The present invention relates generally to an improved grate arrangement for use in gasification systems, and more particularly to such a grate arrangement in a fixed-bed coal gasifier with the grate arrangement incorporating clinker crushing capabilities together with selective gas and solids flow distribution.
The gasification of coal and other carbonaceous materials such as peat and biomass provides for the production of product gases having high energy values useful in various energy consuming applications such as gas-fired turbine systems. The gasifiers used for the conversion of coal to such product gases include moving bed gasifiers or fixed-bed gasifiers which normally comprise a vertical reaction vessel containing a gasification zone overlying a grate mechanism which supports the downwardly moving solid reactants in the gasification zone. In addition to supporting the solid reactants, the grate mechanism, which may be of a planar or conical configuration provides for the removal of spent solid reactants or ash from the gasification zone as well as other functions including the distribution of gaseous reactants, normally air and steam, that are introduced into the base region of the gasifier and pass upwardly into the gasification zone through the grate mechanism to react with and gasify coal introduced into the top region of the gasifier.

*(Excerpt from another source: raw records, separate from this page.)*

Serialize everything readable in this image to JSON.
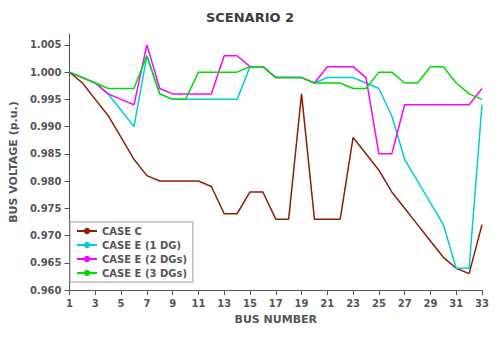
{
  "chart_data": {
    "type": "line",
    "title": "SCENARIO 2",
    "xlabel": "BUS NUMBER",
    "ylabel": "BUS VOLTAGE (p.u.)",
    "x": [
      1,
      2,
      3,
      4,
      5,
      6,
      7,
      8,
      9,
      10,
      11,
      12,
      13,
      14,
      15,
      16,
      17,
      18,
      19,
      20,
      21,
      22,
      23,
      24,
      25,
      26,
      27,
      28,
      29,
      30,
      31,
      32,
      33
    ],
    "series": [
      {
        "name": "CASE C",
        "color": "#8B2000",
        "values": [
          1.0,
          0.998,
          0.995,
          0.992,
          0.988,
          0.984,
          0.981,
          0.98,
          0.98,
          0.98,
          0.98,
          0.979,
          0.974,
          0.974,
          0.978,
          0.978,
          0.973,
          0.973,
          0.996,
          0.973,
          0.973,
          0.973,
          0.988,
          0.985,
          0.982,
          0.978,
          0.975,
          0.972,
          0.969,
          0.966,
          0.964,
          0.963,
          0.972
        ]
      },
      {
        "name": "CASE E (1 DG)",
        "color": "#00CCDD",
        "values": [
          1.0,
          0.999,
          0.998,
          0.996,
          0.993,
          0.99,
          1.003,
          0.996,
          0.995,
          0.995,
          0.995,
          0.995,
          0.995,
          0.995,
          1.001,
          1.001,
          0.999,
          0.999,
          0.999,
          0.998,
          0.999,
          0.999,
          0.999,
          0.998,
          0.997,
          0.992,
          0.984,
          0.98,
          0.976,
          0.972,
          0.964,
          0.964,
          0.994
        ]
      },
      {
        "name": "CASE E (2 DGs)",
        "color": "#FF00FF",
        "values": [
          1.0,
          0.999,
          0.998,
          0.996,
          0.995,
          0.994,
          1.005,
          0.997,
          0.996,
          0.996,
          0.996,
          0.996,
          1.003,
          1.003,
          1.001,
          1.001,
          0.999,
          0.999,
          0.999,
          0.998,
          1.001,
          1.001,
          1.001,
          0.999,
          0.985,
          0.985,
          0.994,
          0.994,
          0.994,
          0.994,
          0.994,
          0.994,
          0.997
        ]
      },
      {
        "name": "CASE E (3 DGs)",
        "color": "#00DD00",
        "values": [
          1.0,
          0.999,
          0.998,
          0.997,
          0.997,
          0.997,
          1.003,
          0.996,
          0.995,
          0.995,
          1.0,
          1.0,
          1.0,
          1.0,
          1.001,
          1.001,
          0.999,
          0.999,
          0.999,
          0.998,
          0.998,
          0.998,
          0.997,
          0.997,
          1.0,
          1.0,
          0.998,
          0.998,
          1.001,
          1.001,
          0.998,
          0.996,
          0.995
        ]
      }
    ],
    "xlim": [
      1,
      33
    ],
    "xticks": [
      1,
      3,
      5,
      7,
      9,
      11,
      13,
      15,
      17,
      19,
      21,
      23,
      25,
      27,
      29,
      31,
      33
    ],
    "ylim": [
      0.96,
      1.007
    ],
    "yticks": [
      {
        "value": 0.96,
        "label": "0.960"
      },
      0.965,
      {
        "value": 0.97,
        "label": "0.970"
      },
      0.975,
      {
        "value": 0.98,
        "label": "0.980"
      },
      0.985,
      {
        "value": 0.99,
        "label": "0.990"
      },
      0.995,
      {
        "value": 1.0,
        "label": "1.000"
      },
      1.005
    ],
    "grid": false,
    "legend": "lower left"
  }
}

Clinkers formed of fused ash particulates are commonly produced in the lower region of the gasification zone during the gasification process with the extent of such clinker formation being dependent upon the characteristics of the coal and the operational parameters employed in the gasification process. While proper control of steam and air flow is commonly used to limit the extent of clinker formation, crushing of the clinkers which are formed into solids of a size which will pass through or around the edges of the grate mechanism is often required in order to prevent taking the gasifier off-line for removing "excessive" clinkers. Such crushing of clinkers has been achieved by providing the grate mechanism with clinker crushing capabilities such as by employing one or more excentric lobes on the rotating grate and a "wear" ring on the stationary internal diameter.
In order to provide for the distribution of the upwardly flowing reactant gases within the gasification zone, the grate mechanisms are usually provided with throughgoing orifices or passageways placed at various locations about the surface of the grate mechanism. It was previously generally accepted that the grate mechanism should distribute these reactant gases and cause the downflow of solids through the gasification to occur in an areally uniform manner. However, it was recently found in terms of gasifier throughput that the distribution of the upflowing gaseous reactants and the downflowing solids in the gasification zone in a non-areally uniform manner would be more advantageous from an efficiency standpoint in the gasification operation. Thus, while previously known grate mechanisms have been found to provide either a capability for satisfactorily crushing clinkers or a desirable distribution of the reactant gases, none of the previous grate mechanisms have been found to be capable of providing both effective clinker crushing and desirable reactant gas distributing characteristics nor do they address the desirability of adjusting the flow pattern of the reactant gases for effecting an areal or other distribution of the reactant gases or adjusting the flow pattern of solids in the gasification zone.